The prom was also free, but under one stipulation: Teens were required to sign a pact agreeing to dress and behave modestly, to dance "appropriately" and to abstain from using alcohol or drugs.
"This prom is unique in that it emphasizes wholesome conduct and dress," said Marcia Stornetta, director of public affairs for the Utah-based Church of Jesus Christ of Latter-day Saints in Morristown.
But, she insists, it’s not at the expense of fun.
"There is no pressure to do anything immodest or reckless, like party or drink afterwards," said Anna Jensen, a junior at Ramsey High who attended the dance. "The music was clean and the dancing was also clean. Overall, it was just a group of kids, Mormon or not Mormon, that wanted to enjoy themselves without being influenced by what our modern society believes to be the norm."
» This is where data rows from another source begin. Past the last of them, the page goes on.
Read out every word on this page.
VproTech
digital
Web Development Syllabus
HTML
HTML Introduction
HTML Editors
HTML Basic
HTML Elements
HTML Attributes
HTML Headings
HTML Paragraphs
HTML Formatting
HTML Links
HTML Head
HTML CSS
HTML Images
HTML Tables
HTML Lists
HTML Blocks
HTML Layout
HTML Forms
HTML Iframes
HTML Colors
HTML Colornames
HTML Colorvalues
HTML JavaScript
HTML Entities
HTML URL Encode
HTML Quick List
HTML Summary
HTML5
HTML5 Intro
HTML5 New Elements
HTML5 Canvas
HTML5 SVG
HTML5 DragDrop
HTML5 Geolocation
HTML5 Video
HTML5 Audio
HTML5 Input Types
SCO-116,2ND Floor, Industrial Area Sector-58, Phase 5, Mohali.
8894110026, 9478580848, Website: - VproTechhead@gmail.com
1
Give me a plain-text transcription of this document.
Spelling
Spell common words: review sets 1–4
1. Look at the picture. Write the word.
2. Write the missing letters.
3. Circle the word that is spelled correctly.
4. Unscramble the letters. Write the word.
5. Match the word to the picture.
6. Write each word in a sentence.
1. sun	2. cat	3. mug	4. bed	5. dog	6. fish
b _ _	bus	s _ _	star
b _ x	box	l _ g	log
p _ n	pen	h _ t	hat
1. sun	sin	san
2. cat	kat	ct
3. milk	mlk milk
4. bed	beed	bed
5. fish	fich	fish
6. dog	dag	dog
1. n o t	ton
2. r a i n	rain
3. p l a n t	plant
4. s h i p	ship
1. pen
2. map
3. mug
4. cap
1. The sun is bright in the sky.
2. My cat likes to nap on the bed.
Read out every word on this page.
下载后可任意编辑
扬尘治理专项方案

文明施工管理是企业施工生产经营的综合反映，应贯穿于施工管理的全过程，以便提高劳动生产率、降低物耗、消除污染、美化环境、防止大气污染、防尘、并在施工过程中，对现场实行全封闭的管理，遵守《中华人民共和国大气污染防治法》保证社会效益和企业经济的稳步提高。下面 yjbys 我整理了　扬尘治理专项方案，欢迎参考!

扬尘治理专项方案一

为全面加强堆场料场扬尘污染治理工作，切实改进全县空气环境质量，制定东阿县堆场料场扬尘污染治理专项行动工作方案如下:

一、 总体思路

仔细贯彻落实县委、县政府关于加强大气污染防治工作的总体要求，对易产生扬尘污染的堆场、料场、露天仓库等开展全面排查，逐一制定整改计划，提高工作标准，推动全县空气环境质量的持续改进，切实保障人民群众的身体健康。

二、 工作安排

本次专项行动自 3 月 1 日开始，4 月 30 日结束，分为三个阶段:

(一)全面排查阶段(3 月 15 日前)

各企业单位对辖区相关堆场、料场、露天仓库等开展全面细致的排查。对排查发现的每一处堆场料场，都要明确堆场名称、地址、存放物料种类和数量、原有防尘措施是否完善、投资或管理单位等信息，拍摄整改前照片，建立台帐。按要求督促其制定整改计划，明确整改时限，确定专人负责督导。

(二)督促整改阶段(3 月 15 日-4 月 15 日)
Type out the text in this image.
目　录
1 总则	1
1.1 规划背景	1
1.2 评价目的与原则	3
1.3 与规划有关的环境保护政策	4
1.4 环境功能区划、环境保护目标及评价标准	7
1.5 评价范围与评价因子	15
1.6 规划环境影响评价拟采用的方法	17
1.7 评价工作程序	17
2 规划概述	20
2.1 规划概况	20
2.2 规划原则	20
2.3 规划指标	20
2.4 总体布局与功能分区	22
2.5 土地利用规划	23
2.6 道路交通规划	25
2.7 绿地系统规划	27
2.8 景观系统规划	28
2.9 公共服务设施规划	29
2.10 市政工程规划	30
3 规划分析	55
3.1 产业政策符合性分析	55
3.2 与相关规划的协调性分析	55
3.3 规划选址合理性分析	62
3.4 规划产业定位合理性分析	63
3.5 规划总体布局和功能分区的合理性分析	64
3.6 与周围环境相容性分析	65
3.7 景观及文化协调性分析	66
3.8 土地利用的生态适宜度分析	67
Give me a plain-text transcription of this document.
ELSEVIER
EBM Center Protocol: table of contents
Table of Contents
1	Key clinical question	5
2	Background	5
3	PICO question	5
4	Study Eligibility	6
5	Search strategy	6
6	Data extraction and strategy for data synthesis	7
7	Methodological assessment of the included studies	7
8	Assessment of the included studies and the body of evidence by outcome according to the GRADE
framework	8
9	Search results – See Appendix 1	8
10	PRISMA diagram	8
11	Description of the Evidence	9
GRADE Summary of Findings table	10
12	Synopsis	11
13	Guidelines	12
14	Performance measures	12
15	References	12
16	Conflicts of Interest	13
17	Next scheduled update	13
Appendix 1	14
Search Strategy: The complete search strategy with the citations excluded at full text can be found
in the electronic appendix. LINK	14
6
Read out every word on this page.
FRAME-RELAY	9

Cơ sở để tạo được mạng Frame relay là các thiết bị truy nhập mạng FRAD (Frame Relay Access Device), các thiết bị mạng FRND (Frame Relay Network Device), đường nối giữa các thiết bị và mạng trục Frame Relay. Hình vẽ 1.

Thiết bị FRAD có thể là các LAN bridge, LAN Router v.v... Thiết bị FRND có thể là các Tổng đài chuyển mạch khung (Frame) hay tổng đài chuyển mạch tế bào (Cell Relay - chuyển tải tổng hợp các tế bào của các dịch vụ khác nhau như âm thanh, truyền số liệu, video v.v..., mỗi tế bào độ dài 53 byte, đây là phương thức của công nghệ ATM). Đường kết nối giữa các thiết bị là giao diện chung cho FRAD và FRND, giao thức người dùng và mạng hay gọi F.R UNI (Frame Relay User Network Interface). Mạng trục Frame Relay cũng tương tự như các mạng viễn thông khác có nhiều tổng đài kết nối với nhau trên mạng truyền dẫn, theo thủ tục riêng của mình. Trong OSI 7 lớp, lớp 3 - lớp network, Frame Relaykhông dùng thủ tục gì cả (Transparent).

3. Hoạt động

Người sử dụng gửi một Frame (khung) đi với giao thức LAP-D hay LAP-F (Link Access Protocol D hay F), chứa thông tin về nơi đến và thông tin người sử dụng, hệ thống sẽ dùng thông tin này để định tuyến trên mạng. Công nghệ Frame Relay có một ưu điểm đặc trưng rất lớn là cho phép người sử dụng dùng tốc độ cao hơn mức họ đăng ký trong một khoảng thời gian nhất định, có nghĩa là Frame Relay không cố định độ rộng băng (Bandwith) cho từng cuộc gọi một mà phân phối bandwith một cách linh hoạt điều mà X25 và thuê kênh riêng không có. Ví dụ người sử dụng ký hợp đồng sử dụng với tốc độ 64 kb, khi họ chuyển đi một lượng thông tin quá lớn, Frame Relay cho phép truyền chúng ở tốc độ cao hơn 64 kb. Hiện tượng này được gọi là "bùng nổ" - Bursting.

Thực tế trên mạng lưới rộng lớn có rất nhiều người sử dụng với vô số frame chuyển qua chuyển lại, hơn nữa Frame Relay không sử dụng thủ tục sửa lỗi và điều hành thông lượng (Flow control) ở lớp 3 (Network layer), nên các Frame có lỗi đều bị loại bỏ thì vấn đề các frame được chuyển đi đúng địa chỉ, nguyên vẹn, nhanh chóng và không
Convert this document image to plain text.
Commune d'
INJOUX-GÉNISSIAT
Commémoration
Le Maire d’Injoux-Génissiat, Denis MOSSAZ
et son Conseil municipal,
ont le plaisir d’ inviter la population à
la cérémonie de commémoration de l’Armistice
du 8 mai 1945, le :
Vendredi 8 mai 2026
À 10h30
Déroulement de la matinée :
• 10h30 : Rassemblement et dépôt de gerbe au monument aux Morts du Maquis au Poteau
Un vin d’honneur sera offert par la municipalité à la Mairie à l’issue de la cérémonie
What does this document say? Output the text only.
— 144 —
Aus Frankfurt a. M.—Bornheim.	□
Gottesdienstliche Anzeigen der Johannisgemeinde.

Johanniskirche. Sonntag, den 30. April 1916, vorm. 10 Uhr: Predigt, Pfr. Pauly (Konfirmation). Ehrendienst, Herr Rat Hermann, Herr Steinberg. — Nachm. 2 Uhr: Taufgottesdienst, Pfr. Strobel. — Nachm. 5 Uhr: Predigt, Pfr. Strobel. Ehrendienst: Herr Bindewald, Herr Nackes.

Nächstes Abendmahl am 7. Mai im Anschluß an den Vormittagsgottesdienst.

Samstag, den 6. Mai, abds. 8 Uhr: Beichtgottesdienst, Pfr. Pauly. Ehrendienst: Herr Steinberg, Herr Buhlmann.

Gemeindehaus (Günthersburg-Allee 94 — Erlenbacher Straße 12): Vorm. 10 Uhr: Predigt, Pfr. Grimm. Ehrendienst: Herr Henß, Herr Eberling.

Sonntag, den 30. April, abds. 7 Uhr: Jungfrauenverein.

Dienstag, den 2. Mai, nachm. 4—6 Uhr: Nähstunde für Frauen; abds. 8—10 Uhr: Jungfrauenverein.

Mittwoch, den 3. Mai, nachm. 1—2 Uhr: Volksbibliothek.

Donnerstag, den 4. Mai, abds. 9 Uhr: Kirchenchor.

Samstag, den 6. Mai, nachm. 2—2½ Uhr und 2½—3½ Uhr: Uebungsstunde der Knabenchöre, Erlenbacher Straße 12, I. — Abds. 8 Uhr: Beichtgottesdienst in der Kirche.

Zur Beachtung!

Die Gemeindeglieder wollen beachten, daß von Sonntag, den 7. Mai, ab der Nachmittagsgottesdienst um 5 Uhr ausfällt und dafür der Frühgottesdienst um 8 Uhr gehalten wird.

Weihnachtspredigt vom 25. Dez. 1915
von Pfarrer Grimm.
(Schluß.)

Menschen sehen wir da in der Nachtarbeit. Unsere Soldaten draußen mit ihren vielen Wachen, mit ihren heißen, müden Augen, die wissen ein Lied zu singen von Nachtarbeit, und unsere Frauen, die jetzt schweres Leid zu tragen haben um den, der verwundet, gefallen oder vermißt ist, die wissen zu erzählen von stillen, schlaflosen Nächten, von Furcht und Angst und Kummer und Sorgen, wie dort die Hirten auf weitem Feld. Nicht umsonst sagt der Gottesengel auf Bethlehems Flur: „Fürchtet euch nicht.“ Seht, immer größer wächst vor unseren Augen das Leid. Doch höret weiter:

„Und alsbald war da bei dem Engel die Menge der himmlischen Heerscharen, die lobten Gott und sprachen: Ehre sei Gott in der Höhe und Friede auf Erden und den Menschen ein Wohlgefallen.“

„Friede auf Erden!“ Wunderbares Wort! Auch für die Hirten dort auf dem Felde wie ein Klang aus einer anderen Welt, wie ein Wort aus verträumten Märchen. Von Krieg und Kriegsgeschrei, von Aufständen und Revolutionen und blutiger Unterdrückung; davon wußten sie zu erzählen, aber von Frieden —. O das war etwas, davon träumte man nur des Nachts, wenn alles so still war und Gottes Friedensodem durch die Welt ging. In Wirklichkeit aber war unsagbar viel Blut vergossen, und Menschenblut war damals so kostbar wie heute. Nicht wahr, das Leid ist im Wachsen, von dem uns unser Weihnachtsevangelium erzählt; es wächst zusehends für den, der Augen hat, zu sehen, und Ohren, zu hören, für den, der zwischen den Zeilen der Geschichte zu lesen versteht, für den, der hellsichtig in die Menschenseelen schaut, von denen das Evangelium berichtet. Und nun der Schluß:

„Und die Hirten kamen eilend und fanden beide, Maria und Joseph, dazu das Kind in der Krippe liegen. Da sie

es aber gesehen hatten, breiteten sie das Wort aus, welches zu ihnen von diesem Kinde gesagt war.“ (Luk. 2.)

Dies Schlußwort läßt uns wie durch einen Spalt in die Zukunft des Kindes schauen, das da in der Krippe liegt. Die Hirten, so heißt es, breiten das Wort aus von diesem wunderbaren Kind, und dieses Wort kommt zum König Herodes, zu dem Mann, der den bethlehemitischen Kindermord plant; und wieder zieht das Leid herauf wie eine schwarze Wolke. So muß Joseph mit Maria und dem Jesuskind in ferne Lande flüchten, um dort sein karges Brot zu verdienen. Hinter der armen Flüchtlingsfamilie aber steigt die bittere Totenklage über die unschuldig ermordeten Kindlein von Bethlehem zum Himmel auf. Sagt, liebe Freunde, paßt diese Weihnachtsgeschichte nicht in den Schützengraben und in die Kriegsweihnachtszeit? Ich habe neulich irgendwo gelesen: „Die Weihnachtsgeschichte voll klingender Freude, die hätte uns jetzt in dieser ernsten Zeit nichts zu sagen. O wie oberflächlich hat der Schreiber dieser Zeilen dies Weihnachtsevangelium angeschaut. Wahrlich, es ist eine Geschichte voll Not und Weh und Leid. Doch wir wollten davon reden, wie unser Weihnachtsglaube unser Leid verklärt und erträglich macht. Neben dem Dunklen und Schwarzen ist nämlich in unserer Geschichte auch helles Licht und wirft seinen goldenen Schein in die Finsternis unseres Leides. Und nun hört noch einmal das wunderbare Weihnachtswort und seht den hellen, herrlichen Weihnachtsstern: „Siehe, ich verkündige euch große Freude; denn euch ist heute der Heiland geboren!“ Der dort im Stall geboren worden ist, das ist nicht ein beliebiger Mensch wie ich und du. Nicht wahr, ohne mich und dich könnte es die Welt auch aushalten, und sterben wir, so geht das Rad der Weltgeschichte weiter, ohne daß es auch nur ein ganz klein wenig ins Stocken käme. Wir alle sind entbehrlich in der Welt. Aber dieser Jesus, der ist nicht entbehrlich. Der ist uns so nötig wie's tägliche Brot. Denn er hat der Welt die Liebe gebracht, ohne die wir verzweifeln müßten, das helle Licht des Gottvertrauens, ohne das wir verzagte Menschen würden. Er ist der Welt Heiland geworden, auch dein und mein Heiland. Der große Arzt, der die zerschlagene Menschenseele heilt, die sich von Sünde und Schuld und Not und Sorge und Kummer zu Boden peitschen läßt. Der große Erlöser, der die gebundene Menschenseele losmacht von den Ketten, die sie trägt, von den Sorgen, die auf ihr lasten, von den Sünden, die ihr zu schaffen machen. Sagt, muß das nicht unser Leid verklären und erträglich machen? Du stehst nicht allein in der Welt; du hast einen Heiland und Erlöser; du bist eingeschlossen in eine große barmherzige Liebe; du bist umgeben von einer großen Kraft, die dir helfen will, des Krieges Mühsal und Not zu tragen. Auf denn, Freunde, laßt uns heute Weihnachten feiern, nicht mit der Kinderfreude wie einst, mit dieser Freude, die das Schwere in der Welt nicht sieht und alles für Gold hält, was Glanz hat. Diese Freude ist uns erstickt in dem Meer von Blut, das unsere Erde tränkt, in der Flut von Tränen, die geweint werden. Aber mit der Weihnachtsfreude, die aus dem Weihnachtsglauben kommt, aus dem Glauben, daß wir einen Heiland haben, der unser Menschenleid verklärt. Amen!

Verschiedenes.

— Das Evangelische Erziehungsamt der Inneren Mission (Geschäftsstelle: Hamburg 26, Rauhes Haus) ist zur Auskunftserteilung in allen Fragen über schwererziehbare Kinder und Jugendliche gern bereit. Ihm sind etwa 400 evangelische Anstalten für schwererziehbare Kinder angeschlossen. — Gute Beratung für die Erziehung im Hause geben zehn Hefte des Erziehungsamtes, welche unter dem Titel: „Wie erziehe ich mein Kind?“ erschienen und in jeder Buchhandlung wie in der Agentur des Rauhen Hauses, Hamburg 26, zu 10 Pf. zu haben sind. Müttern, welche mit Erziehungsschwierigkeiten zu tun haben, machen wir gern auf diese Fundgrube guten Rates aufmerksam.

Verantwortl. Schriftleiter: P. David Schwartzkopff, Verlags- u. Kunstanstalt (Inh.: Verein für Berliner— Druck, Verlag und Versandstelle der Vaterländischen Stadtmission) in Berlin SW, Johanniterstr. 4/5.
The nearly 300 students abandoned several conventional prom practices — including arriving in limousines and wearing expensive outfits. (Organizers encourage attendees to be modest in their spending as well.) Most were dropped off by their parents, and some of the girls swapped or borrowed dresses to keep down the cost.
Because some of the students came from long distances (students from New York and Connecticut have attended in the past) and were driven to the event, there was a "parents room," where adults could socialize during the prom.
Some students attend the Mormon Prom in lieu of their high school prom, while others, such as Anna, go to both.
"They are both equally fun, but the standards for Mormon Prom are different than school prom," Anna said. "The standards that are given to the youth such as dancing without intimate contact, and listening to clean music, are all things that I choose to follow because they help keep me safe, as well as help me to enjoy the dance more without being distracted by things that really should not be the focus."
Anna, who is Mormon, brought two Catholic friends to the dance.
Another Mormon, Matt Norton, 16, is a junior at Morristown High.
"I’m going to my school prom in May," he said. "The types of dancing and music will be very different. It will be more inappropriate at the school prom."
His takeaway from Saturday’s experience? "Girls still look good in modest dresses."
The Mormon Prom began after LDS students complained to their parents about the dances at their high schools.
Cindy Manchester, of Pompton Plains, was an LDS youth leader in the Caldwell congregation who listened to several teens in her area, including her daughter, Danielle, raise concerns about the immodest dress, profanity, lewd behavior and excessive spending at their high school proms.
Manchester partnered with Heidi Elton, a youth leader from the Short Hills congregation, whose daughter shared the same concerns. The two mothers joined forces to create an alternative prom with a more wholesome environment. They went to their church leaders, who approved the plan, and the inaugural Mormon Prom was held in Morristown in 2006. The event is sponsored entirely by LDS churches from across the state.
"The Mormon Prom values just help keep the focus of the dance on having fun," Anna said, "and enjoying a good night out with friends."